3 Replies Latest reply on Feb 27, 2014 7:35 AM by realhet

    constant array packing

    digrobot

      Hello!

      In my kernel I am using constant array of bytes:

      __constant uchar myconst[256]  = {  0x5a, 0xe6, 0x61, 0xf4, 0x31, 0xe3, 0x85 ....................skipped values here...............};


      But when I look at generated IL Assembly code,  it seems that  8-bit array values are packed to 128-bit constant registers

      ...
      dcl_cb cb2[16]    <=here is my array

      ...

      mov r1011, cb2[r1007.x]
      cmov_logical r1011.x___, r1008.y, r1011.y, r1011.x  <=unpacking row value from 128-bit string from here
      cmov_logical r1011.x___, r1008.z, r1011.z, r1011.x
      cmov_logical r1011.x___, r1008.w, r1011.w, r1011.x
      iand r1006.x___, r1010.x, l15
      iadd r1006, r1006.x, l16 ieq r1008, r1006, l12
      ishr r1011, r1011.x, l17
      cmov_logical r1011.x___, r1008.y, r1011.y, r1011.x
      cmov_logical r1011.x___, r1008.z, r1011.z, r1011.x
      cmov_logical r1011.x___, r1008.w, r1011.w, r1011.x
      ishl r1011.x___, r1011.x, l18
      ushr r1011.x___, r1011.x, l18 mov r65._y__, r1011.x

       

      Is there any way to prevent such behavior and store only one array element per constant register? The maximum speed is my goal.

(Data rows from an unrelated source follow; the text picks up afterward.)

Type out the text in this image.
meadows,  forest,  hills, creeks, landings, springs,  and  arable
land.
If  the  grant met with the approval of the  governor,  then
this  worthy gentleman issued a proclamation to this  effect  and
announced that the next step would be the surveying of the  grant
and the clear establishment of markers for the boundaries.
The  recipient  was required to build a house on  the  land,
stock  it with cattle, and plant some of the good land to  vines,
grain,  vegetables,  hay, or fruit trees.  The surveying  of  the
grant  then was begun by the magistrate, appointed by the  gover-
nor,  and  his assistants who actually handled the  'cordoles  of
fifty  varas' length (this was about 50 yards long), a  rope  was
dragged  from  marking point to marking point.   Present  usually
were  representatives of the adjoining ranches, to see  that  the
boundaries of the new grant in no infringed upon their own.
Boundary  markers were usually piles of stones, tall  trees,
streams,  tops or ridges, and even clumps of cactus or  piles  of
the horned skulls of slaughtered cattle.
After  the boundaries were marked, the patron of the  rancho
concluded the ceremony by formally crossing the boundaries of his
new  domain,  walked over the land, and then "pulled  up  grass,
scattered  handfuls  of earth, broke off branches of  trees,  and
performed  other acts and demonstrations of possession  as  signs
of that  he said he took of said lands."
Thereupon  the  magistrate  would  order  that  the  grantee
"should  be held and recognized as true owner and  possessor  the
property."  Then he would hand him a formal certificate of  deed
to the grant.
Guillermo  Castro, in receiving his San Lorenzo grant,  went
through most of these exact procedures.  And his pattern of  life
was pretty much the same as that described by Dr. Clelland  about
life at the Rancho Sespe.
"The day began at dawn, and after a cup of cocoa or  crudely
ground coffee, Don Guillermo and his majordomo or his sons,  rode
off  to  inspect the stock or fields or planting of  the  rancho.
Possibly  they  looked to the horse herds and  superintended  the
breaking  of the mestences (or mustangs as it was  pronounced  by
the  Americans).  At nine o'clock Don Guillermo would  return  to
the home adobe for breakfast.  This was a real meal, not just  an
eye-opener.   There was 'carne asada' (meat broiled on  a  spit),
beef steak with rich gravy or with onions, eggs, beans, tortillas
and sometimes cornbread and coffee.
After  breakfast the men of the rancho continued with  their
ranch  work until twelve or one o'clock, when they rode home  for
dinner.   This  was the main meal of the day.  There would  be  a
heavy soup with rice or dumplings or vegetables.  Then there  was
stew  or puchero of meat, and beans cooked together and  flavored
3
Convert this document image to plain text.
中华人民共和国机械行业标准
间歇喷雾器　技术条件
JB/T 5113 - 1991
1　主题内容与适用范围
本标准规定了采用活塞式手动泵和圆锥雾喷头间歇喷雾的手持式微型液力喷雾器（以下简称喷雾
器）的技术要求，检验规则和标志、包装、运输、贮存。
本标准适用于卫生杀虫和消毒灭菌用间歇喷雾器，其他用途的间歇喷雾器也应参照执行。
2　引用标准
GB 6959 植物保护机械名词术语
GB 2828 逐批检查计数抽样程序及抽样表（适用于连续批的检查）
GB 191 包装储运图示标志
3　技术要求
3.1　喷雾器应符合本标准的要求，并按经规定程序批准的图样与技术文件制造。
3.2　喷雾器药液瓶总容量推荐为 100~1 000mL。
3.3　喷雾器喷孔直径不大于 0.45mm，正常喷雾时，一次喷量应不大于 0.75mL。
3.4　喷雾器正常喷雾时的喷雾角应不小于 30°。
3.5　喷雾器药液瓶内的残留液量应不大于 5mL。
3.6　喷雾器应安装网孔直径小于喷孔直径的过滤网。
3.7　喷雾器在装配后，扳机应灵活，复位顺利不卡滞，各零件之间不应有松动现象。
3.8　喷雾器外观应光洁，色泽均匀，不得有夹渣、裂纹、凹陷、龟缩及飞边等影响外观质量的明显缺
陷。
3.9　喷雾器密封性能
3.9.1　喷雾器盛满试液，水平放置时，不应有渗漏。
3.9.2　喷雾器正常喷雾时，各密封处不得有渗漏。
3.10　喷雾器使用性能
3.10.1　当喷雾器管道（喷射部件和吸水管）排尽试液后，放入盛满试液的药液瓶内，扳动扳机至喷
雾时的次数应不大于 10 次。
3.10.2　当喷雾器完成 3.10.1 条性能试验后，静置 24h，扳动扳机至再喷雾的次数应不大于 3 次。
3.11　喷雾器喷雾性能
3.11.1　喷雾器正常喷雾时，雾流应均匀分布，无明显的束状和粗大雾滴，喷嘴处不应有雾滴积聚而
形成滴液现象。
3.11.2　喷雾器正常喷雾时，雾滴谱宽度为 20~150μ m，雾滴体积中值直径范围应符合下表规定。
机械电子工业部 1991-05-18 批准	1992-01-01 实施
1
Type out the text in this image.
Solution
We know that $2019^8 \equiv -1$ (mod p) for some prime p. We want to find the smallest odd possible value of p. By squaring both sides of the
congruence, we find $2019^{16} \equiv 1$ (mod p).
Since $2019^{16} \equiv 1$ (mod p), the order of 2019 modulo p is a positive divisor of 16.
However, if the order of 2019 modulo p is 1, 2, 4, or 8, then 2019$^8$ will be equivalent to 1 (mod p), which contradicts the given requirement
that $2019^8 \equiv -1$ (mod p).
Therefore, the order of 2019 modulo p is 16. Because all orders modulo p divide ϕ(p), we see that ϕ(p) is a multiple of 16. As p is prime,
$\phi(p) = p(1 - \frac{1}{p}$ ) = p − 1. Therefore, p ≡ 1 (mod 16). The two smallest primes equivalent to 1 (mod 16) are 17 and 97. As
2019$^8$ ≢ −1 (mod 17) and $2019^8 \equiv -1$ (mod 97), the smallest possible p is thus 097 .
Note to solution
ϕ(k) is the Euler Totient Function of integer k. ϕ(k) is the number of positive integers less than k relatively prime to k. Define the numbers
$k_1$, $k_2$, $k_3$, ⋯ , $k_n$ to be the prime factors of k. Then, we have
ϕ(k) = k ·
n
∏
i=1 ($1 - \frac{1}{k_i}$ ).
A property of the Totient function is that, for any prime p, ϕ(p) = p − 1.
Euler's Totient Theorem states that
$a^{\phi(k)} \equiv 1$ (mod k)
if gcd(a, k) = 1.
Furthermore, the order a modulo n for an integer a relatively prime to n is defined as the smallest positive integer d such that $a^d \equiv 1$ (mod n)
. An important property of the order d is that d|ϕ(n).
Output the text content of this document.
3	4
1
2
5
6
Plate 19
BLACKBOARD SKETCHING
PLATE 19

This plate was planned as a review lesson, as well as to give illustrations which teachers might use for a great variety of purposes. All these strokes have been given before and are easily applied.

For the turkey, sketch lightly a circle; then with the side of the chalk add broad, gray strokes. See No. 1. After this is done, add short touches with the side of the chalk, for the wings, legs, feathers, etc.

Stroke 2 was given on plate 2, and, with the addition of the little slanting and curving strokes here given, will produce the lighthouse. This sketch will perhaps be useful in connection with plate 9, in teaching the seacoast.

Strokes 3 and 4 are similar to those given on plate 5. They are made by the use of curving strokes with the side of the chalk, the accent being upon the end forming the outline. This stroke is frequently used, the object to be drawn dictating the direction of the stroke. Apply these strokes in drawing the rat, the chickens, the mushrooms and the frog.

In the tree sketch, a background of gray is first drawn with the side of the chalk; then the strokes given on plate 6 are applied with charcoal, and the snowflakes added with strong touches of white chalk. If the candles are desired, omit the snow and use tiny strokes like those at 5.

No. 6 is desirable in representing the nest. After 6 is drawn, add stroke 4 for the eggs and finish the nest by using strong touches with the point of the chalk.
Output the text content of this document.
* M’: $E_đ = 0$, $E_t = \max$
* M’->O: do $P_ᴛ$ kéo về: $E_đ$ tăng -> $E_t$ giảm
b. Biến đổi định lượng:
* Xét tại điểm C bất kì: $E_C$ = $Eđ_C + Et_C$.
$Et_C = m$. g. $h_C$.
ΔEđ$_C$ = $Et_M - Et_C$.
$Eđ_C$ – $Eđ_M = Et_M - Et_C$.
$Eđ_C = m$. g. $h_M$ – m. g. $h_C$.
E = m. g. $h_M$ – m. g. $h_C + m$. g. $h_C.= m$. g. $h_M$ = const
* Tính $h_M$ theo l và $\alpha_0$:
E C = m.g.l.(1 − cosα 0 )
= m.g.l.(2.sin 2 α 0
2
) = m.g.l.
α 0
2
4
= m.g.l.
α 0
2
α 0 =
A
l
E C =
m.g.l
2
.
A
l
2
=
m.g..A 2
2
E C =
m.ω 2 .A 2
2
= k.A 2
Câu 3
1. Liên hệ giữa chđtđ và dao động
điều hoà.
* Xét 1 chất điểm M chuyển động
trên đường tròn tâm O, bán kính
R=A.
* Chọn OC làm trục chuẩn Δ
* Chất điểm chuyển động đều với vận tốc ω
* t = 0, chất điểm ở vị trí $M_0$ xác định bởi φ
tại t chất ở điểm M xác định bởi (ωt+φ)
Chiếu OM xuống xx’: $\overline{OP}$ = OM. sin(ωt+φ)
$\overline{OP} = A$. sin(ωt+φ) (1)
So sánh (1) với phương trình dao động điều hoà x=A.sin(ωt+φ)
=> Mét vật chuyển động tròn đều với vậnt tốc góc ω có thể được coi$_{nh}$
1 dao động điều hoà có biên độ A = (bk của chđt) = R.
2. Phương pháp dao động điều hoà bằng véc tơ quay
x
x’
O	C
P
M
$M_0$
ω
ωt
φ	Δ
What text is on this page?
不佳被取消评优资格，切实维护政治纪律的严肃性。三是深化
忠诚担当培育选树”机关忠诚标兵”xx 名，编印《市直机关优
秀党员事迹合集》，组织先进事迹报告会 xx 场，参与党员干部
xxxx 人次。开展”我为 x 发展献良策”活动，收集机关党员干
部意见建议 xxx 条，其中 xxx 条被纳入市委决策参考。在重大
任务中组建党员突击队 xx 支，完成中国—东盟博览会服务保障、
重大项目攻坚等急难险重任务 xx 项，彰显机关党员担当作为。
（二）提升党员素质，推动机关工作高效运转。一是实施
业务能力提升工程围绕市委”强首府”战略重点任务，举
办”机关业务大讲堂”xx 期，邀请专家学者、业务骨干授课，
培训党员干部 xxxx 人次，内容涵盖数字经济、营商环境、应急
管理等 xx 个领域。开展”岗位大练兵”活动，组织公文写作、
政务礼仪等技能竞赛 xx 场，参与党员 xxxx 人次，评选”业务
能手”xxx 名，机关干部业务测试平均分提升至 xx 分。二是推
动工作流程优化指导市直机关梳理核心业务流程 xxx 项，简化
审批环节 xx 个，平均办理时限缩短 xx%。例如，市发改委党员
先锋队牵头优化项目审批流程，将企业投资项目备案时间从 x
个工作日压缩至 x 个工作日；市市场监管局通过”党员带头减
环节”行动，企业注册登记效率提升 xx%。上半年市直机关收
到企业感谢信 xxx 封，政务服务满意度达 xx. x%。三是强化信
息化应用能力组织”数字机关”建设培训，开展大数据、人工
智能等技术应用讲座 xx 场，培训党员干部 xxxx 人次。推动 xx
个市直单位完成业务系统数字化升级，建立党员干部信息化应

        • Re: constant array packing
          realhet

          Hi,

           

          On pre GCN cards the register size is 128bits, so it can't be optimized there. To eliminate cmovs you can use a 128bit type for the array. It's waste of memory, though.

          On GCN reg size is 32bits at minimum and if I remember well, the CAL compiler will optimize out these cmovs. To make sure, check the .isa file for the s_cmov_b32 instructions.

            • Re: constant array packing
              digrobot

              Thanks for the advice. But I could not find any scalar 128-bit type in OpenCL specification. Compiler says error that the type "long long" is "nonstandard".
              I'm working with preCGN cards. In general, I need fast lookup table. –°urrently, byte replacement is the bottleneck of my program.